Russian communications satellite

Ekspress-AM6 (Экспресс-АМ6 meaning Express-AM6) is a Russian communications satellite which was launched in 2014. The satellite has replaced the older Ekspress-AM22, at 53° East. Part of the Ekspress series of geostationary communications satellites, it is owned and operated by the Russian Satellite Communications Company (RSCC).

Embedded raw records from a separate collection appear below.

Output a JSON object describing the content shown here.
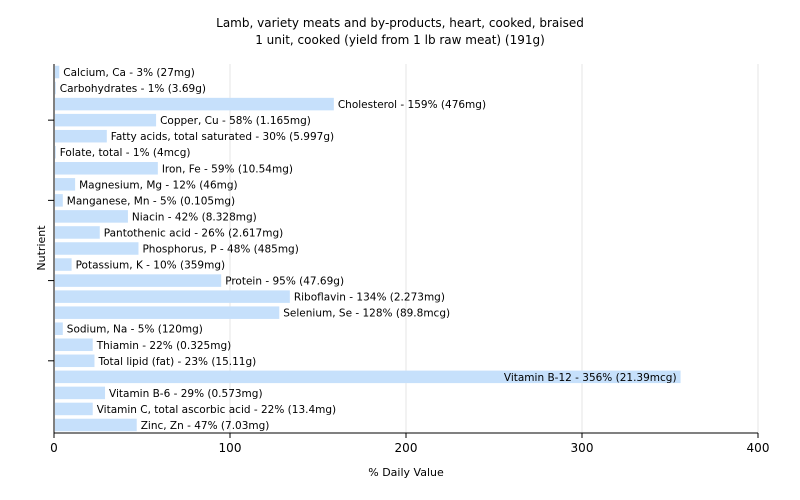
{
  "chart_data": {
    "type": "bar",
    "orientation": "horizontal",
    "title": "Lamb, variety meats and by-products, heart, cooked, braised",
    "subtitle": "1 unit, cooked (yield from 1 lb raw meat) (191g)",
    "xlabel": "% Daily Value",
    "ylabel": "Nutrient",
    "xlim": [
      0,
      400
    ],
    "xticks": [
      0,
      100,
      200,
      300,
      400
    ],
    "grid": true,
    "bar_color": "#c6e0fb",
    "categories": [
      "Calcium, Ca",
      "Carbohydrates",
      "Cholesterol",
      "Copper, Cu",
      "Fatty acids, total saturated",
      "Folate, total",
      "Iron, Fe",
      "Magnesium, Mg",
      "Manganese, Mn",
      "Niacin",
      "Pantothenic acid",
      "Phosphorus, P",
      "Potassium, K",
      "Protein",
      "Riboflavin",
      "Selenium, Se",
      "Sodium, Na",
      "Thiamin",
      "Total lipid (fat)",
      "Vitamin B-12",
      "Vitamin B-6",
      "Vitamin C, total ascorbic acid",
      "Zinc, Zn"
    ],
    "values": [
      3,
      1,
      159,
      58,
      30,
      1,
      59,
      12,
      5,
      42,
      26,
      48,
      10,
      95,
      134,
      128,
      5,
      22,
      23,
      356,
      29,
      22,
      47
    ],
    "labels": [
      "Calcium, Ca - 3% (27mg)",
      "Carbohydrates - 1% (3.69g)",
      "Cholesterol - 159% (476mg)",
      "Copper, Cu - 58% (1.165mg)",
      "Fatty acids, total saturated - 30% (5.997g)",
      "Folate, total - 1% (4mcg)",
      "Iron, Fe - 59% (10.54mg)",
      "Magnesium, Mg - 12% (46mg)",
      "Manganese, Mn - 5% (0.105mg)",
      "Niacin - 42% (8.328mg)",
      "Pantothenic acid - 26% (2.617mg)",
      "Phosphorus, P - 48% (485mg)",
      "Potassium, K - 10% (359mg)",
      "Protein - 95% (47.69g)",
      "Riboflavin - 134% (2.273mg)",
      "Selenium, Se - 128% (89.8mcg)",
      "Sodium, Na - 5% (120mg)",
      "Thiamin - 22% (0.325mg)",
      "Total lipid (fat) - 23% (15.11g)",
      "Vitamin B-12 - 356% (21.39mcg)",
      "Vitamin B-6 - 29% (0.573mg)",
      "Vitamin C, total ascorbic acid - 22% (13.4mg)",
      "Zinc, Zn - 47% (7.03mg)"
    ]
  }
}
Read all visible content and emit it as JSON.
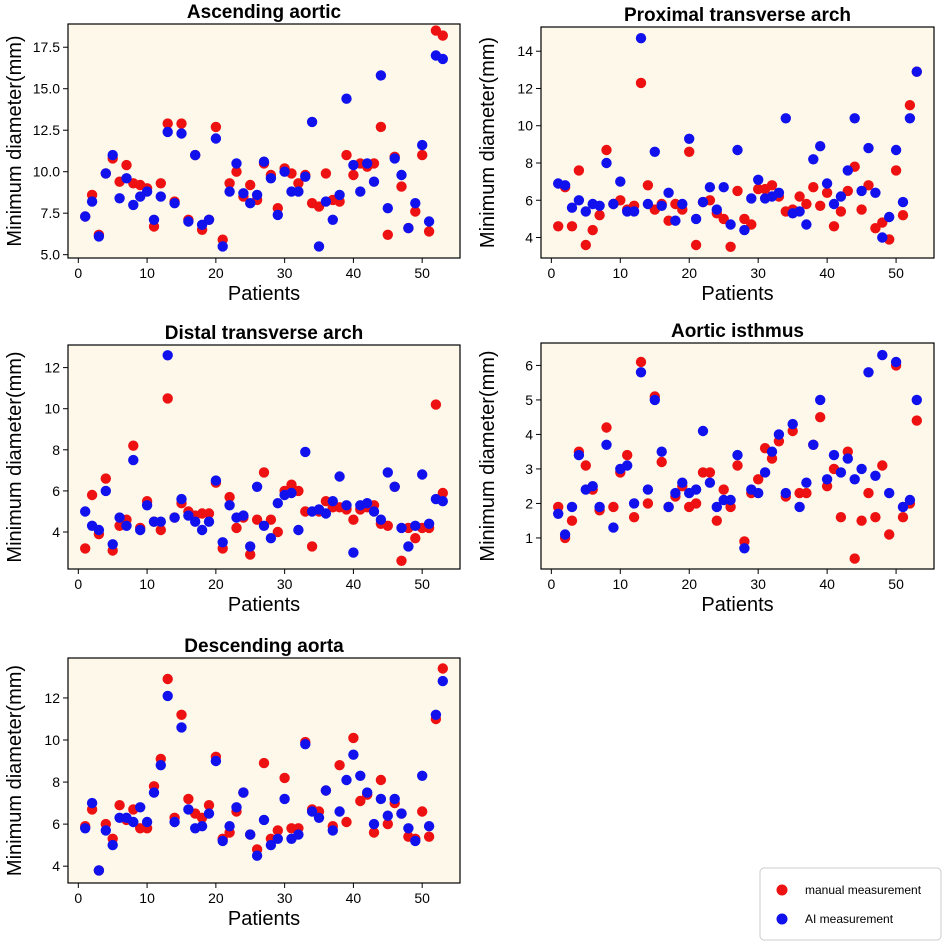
{
  "chart_data": [
    {
      "type": "scatter",
      "title": "Ascending aortic",
      "xlabel": "Patients",
      "ylabel": "Minimum diameter(mm)",
      "xlim": [
        -1.5,
        55.5
      ],
      "ylim": [
        4.8,
        18.9
      ],
      "xticks": [
        0,
        10,
        20,
        30,
        40,
        50
      ],
      "yticks": [
        5.0,
        7.5,
        10.0,
        12.5,
        15.0,
        17.5
      ],
      "ytick_labels": [
        "5.0",
        "7.5",
        "10.0",
        "12.5",
        "15.0",
        "17.5"
      ],
      "x": [
        1,
        2,
        3,
        4,
        5,
        6,
        7,
        8,
        9,
        10,
        11,
        12,
        13,
        14,
        15,
        16,
        17,
        18,
        19,
        20,
        21,
        22,
        23,
        24,
        25,
        26,
        27,
        28,
        29,
        30,
        31,
        32,
        33,
        34,
        35,
        36,
        37,
        38,
        39,
        40,
        41,
        42,
        43,
        44,
        45,
        46,
        47,
        48,
        49,
        50,
        51,
        52,
        53
      ],
      "series": [
        {
          "name": "manual measurement",
          "color": "#ee1111",
          "values": [
            7.3,
            8.6,
            6.2,
            9.9,
            10.8,
            9.4,
            10.4,
            9.3,
            9.2,
            9.0,
            6.7,
            9.3,
            12.9,
            8.2,
            12.9,
            7.1,
            11.0,
            6.5,
            7.1,
            12.7,
            5.9,
            9.3,
            10.0,
            8.5,
            9.2,
            8.3,
            10.5,
            9.8,
            7.8,
            10.2,
            9.9,
            9.3,
            9.8,
            8.1,
            7.9,
            9.9,
            8.3,
            8.2,
            11.0,
            9.8,
            10.5,
            10.3,
            10.5,
            12.7,
            6.2,
            10.9,
            9.1,
            6.6,
            7.6,
            11.0,
            6.4,
            18.5,
            18.2
          ]
        },
        {
          "name": "AI measurement",
          "color": "#1111ee",
          "values": [
            7.3,
            8.2,
            6.1,
            9.9,
            11.0,
            8.4,
            9.6,
            8.0,
            8.5,
            8.8,
            7.1,
            8.5,
            12.4,
            8.1,
            12.3,
            7.0,
            11.0,
            6.8,
            7.1,
            12.0,
            5.5,
            8.8,
            10.5,
            8.7,
            8.1,
            8.6,
            10.6,
            9.6,
            7.4,
            10.0,
            8.8,
            8.8,
            9.7,
            13.0,
            5.5,
            8.2,
            7.1,
            8.6,
            14.4,
            10.4,
            8.8,
            10.5,
            9.4,
            15.8,
            7.8,
            10.8,
            9.8,
            6.6,
            8.1,
            11.6,
            7.0,
            17.0,
            16.8
          ]
        }
      ]
    },
    {
      "type": "scatter",
      "title": "Proximal transverse arch",
      "xlabel": "Patients",
      "ylabel": "Minimum diameter(mm)",
      "xlim": [
        -1.5,
        55.5
      ],
      "ylim": [
        2.9,
        15.3
      ],
      "xticks": [
        0,
        10,
        20,
        30,
        40,
        50
      ],
      "yticks": [
        4,
        6,
        8,
        10,
        12,
        14
      ],
      "ytick_labels": [
        "4",
        "6",
        "8",
        "10",
        "12",
        "14"
      ],
      "x": [
        1,
        2,
        3,
        4,
        5,
        6,
        7,
        8,
        9,
        10,
        11,
        12,
        13,
        14,
        15,
        16,
        17,
        18,
        19,
        20,
        21,
        22,
        23,
        24,
        25,
        26,
        27,
        28,
        29,
        30,
        31,
        32,
        33,
        34,
        35,
        36,
        37,
        38,
        39,
        40,
        41,
        42,
        43,
        44,
        45,
        46,
        47,
        48,
        49,
        50,
        51,
        52,
        53
      ],
      "series": [
        {
          "name": "manual measurement",
          "color": "#ee1111",
          "values": [
            4.6,
            6.7,
            4.6,
            7.6,
            3.6,
            4.4,
            5.2,
            8.7,
            5.8,
            6.0,
            5.5,
            5.7,
            12.3,
            6.8,
            5.5,
            5.8,
            4.9,
            5.8,
            5.5,
            8.6,
            3.6,
            5.9,
            6.0,
            5.3,
            5.0,
            3.5,
            6.5,
            5.0,
            4.7,
            6.6,
            6.6,
            6.8,
            6.2,
            5.4,
            5.5,
            6.2,
            5.8,
            6.7,
            5.7,
            6.4,
            4.6,
            5.4,
            6.5,
            7.8,
            5.5,
            6.8,
            4.5,
            4.8,
            3.9,
            7.6,
            5.2,
            11.1,
            12.9
          ]
        },
        {
          "name": "AI measurement",
          "color": "#1111ee",
          "values": [
            6.9,
            6.8,
            5.6,
            6.0,
            5.4,
            5.8,
            5.7,
            8.0,
            5.8,
            7.0,
            5.4,
            5.4,
            14.7,
            5.8,
            8.6,
            5.7,
            6.4,
            4.9,
            5.8,
            9.3,
            5.0,
            5.9,
            6.7,
            5.5,
            6.7,
            4.7,
            8.7,
            4.4,
            6.1,
            7.1,
            6.1,
            6.2,
            6.4,
            10.4,
            5.3,
            5.4,
            4.7,
            8.2,
            8.9,
            6.9,
            5.8,
            6.2,
            7.6,
            10.4,
            6.5,
            8.8,
            6.4,
            4.0,
            5.1,
            8.7,
            5.9,
            10.4,
            12.9
          ]
        }
      ]
    },
    {
      "type": "scatter",
      "title": "Distal transverse arch",
      "xlabel": "Patients",
      "ylabel": "Minimum diameter(mm)",
      "xlim": [
        -1.5,
        55.5
      ],
      "ylim": [
        2.2,
        13.1
      ],
      "xticks": [
        0,
        10,
        20,
        30,
        40,
        50
      ],
      "yticks": [
        4,
        6,
        8,
        10,
        12
      ],
      "ytick_labels": [
        "4",
        "6",
        "8",
        "10",
        "12"
      ],
      "x": [
        1,
        2,
        3,
        4,
        5,
        6,
        7,
        8,
        9,
        10,
        11,
        12,
        13,
        14,
        15,
        16,
        17,
        18,
        19,
        20,
        21,
        22,
        23,
        24,
        25,
        26,
        27,
        28,
        29,
        30,
        31,
        32,
        33,
        34,
        35,
        36,
        37,
        38,
        39,
        40,
        41,
        42,
        43,
        44,
        45,
        46,
        47,
        48,
        49,
        50,
        51,
        52,
        53
      ],
      "series": [
        {
          "name": "manual measurement",
          "color": "#ee1111",
          "values": [
            3.2,
            5.8,
            3.9,
            6.6,
            3.1,
            4.3,
            4.6,
            8.2,
            4.2,
            5.5,
            4.5,
            4.1,
            10.5,
            4.7,
            5.4,
            5.0,
            4.8,
            4.9,
            4.9,
            6.4,
            3.2,
            5.7,
            4.2,
            4.7,
            2.9,
            4.6,
            6.9,
            4.6,
            4.0,
            6.0,
            6.3,
            6.0,
            5.0,
            3.3,
            5.0,
            5.5,
            5.2,
            5.2,
            5.1,
            4.6,
            5.1,
            5.2,
            5.3,
            4.4,
            4.3,
            6.2,
            2.6,
            4.2,
            3.7,
            4.2,
            4.2,
            10.2,
            5.9
          ]
        },
        {
          "name": "AI measurement",
          "color": "#1111ee",
          "values": [
            5.0,
            4.3,
            4.1,
            6.0,
            3.4,
            4.7,
            4.3,
            7.5,
            4.1,
            5.3,
            4.5,
            4.5,
            12.6,
            4.7,
            5.6,
            4.8,
            4.5,
            4.1,
            4.5,
            6.5,
            3.5,
            5.3,
            4.7,
            4.8,
            3.3,
            6.2,
            4.3,
            3.7,
            5.4,
            5.8,
            5.9,
            4.1,
            7.9,
            5.0,
            5.1,
            4.9,
            5.5,
            6.7,
            5.3,
            3.0,
            5.3,
            5.4,
            5.0,
            4.6,
            6.9,
            6.2,
            4.2,
            3.3,
            4.3,
            6.8,
            4.4,
            5.6,
            5.5
          ]
        }
      ]
    },
    {
      "type": "scatter",
      "title": "Aortic isthmus",
      "xlabel": "Patients",
      "ylabel": "Minimum diameter(mm)",
      "xlim": [
        -1.5,
        55.5
      ],
      "ylim": [
        0.1,
        6.65
      ],
      "xticks": [
        0,
        10,
        20,
        30,
        40,
        50
      ],
      "yticks": [
        1,
        2,
        3,
        4,
        5,
        6
      ],
      "ytick_labels": [
        "1",
        "2",
        "3",
        "4",
        "5",
        "6"
      ],
      "x": [
        1,
        2,
        3,
        4,
        5,
        6,
        7,
        8,
        9,
        10,
        11,
        12,
        13,
        14,
        15,
        16,
        17,
        18,
        19,
        20,
        21,
        22,
        23,
        24,
        25,
        26,
        27,
        28,
        29,
        30,
        31,
        32,
        33,
        34,
        35,
        36,
        37,
        38,
        39,
        40,
        41,
        42,
        43,
        44,
        45,
        46,
        47,
        48,
        49,
        50,
        51,
        52,
        53
      ],
      "series": [
        {
          "name": "manual measurement",
          "color": "#ee1111",
          "values": [
            1.9,
            1.0,
            1.5,
            3.5,
            3.1,
            2.4,
            1.8,
            4.2,
            1.9,
            2.9,
            3.4,
            1.6,
            6.1,
            2.0,
            5.1,
            3.2,
            1.9,
            2.2,
            2.5,
            1.9,
            2.0,
            2.9,
            2.9,
            1.5,
            2.4,
            1.9,
            3.1,
            0.9,
            2.3,
            2.7,
            3.6,
            3.3,
            3.8,
            2.2,
            4.1,
            2.3,
            2.3,
            3.7,
            4.5,
            2.5,
            3.0,
            1.6,
            3.5,
            0.4,
            1.5,
            2.3,
            1.6,
            3.1,
            1.1,
            6.0,
            1.6,
            2.0,
            4.4
          ]
        },
        {
          "name": "AI measurement",
          "color": "#1111ee",
          "values": [
            1.7,
            1.1,
            1.9,
            3.4,
            2.4,
            2.5,
            1.9,
            3.7,
            1.3,
            3.0,
            3.1,
            2.0,
            5.8,
            2.4,
            5.0,
            3.5,
            1.9,
            2.3,
            2.6,
            2.3,
            2.4,
            4.1,
            2.6,
            1.9,
            2.1,
            2.1,
            3.4,
            0.7,
            2.4,
            2.3,
            2.9,
            3.5,
            4.0,
            2.3,
            4.3,
            1.9,
            2.6,
            3.7,
            5.0,
            2.7,
            3.4,
            2.9,
            3.3,
            2.7,
            3.0,
            5.8,
            2.8,
            6.3,
            2.3,
            6.1,
            1.9,
            2.1,
            5.0
          ]
        }
      ]
    },
    {
      "type": "scatter",
      "title": "Descending aorta",
      "xlabel": "Patients",
      "ylabel": "Minimum diameter(mm)",
      "xlim": [
        -1.5,
        55.5
      ],
      "ylim": [
        3.2,
        13.9
      ],
      "xticks": [
        0,
        10,
        20,
        30,
        40,
        50
      ],
      "yticks": [
        4,
        6,
        8,
        10,
        12
      ],
      "ytick_labels": [
        "4",
        "6",
        "8",
        "10",
        "12"
      ],
      "x": [
        1,
        2,
        3,
        4,
        5,
        6,
        7,
        8,
        9,
        10,
        11,
        12,
        13,
        14,
        15,
        16,
        17,
        18,
        19,
        20,
        21,
        22,
        23,
        24,
        25,
        26,
        27,
        28,
        29,
        30,
        31,
        32,
        33,
        34,
        35,
        36,
        37,
        38,
        39,
        40,
        41,
        42,
        43,
        44,
        45,
        46,
        47,
        48,
        49,
        50,
        51,
        52,
        53
      ],
      "series": [
        {
          "name": "manual measurement",
          "color": "#ee1111",
          "values": [
            5.9,
            6.7,
            3.8,
            6.0,
            5.3,
            6.9,
            6.2,
            6.7,
            5.8,
            5.8,
            7.8,
            9.1,
            12.9,
            6.3,
            11.2,
            7.2,
            6.5,
            6.3,
            6.9,
            9.2,
            5.3,
            5.6,
            6.6,
            7.5,
            5.5,
            4.8,
            8.9,
            5.3,
            5.7,
            8.2,
            5.8,
            5.8,
            9.9,
            6.7,
            6.6,
            7.6,
            5.9,
            8.8,
            6.1,
            10.1,
            7.1,
            7.4,
            5.6,
            8.1,
            6.0,
            7.0,
            6.5,
            5.4,
            5.3,
            6.6,
            5.4,
            11.0,
            13.4
          ]
        },
        {
          "name": "AI measurement",
          "color": "#1111ee",
          "values": [
            5.8,
            7.0,
            3.8,
            5.7,
            5.0,
            6.3,
            6.3,
            6.1,
            6.8,
            6.1,
            7.5,
            8.8,
            12.1,
            6.1,
            10.6,
            6.7,
            5.8,
            5.9,
            6.5,
            9.0,
            5.2,
            5.9,
            6.8,
            7.5,
            5.5,
            4.5,
            6.2,
            5.0,
            5.3,
            7.2,
            5.3,
            5.5,
            9.8,
            6.6,
            6.3,
            7.6,
            5.7,
            6.6,
            8.1,
            9.3,
            8.3,
            7.5,
            6.0,
            7.2,
            6.4,
            7.2,
            6.5,
            5.8,
            5.2,
            8.3,
            5.9,
            11.2,
            12.8
          ]
        }
      ]
    }
  ],
  "legend": {
    "position": "bottom-right",
    "entries": [
      {
        "label": "manual measurement",
        "color": "#ee1111"
      },
      {
        "label": "AI measurement",
        "color": "#1111ee"
      }
    ]
  }
}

== Satellite description ==
The satellite has 14 C-band, 44 Ku-band, 12 Ka-band and 2 L-band transponders.

== Launch ==
The satellite was launched on a Proton-M / Briz-M launch vehicle from Baikonur Cosmodrome. The Briz-M upper stage shut down too early in the fourth burn and left the satellite in a lower than planned orbit. The satellite reached the operational geostationary orbit by using its own propulsion.

== List of providers ==

| Company | Market | Website |
|---|---|---|
| Russian Satellite Communications Company (RSCC) | Russia and CIS | https://www.rscc.ru |
| Wide Network Solutions (WNS) | Europe and Middle East | https://www.widenetworks.net |

== Eutelsat 53A ==
Five transponders are leased to Eutelsat and are marketed under the name Eutelsat 53A since May 2015.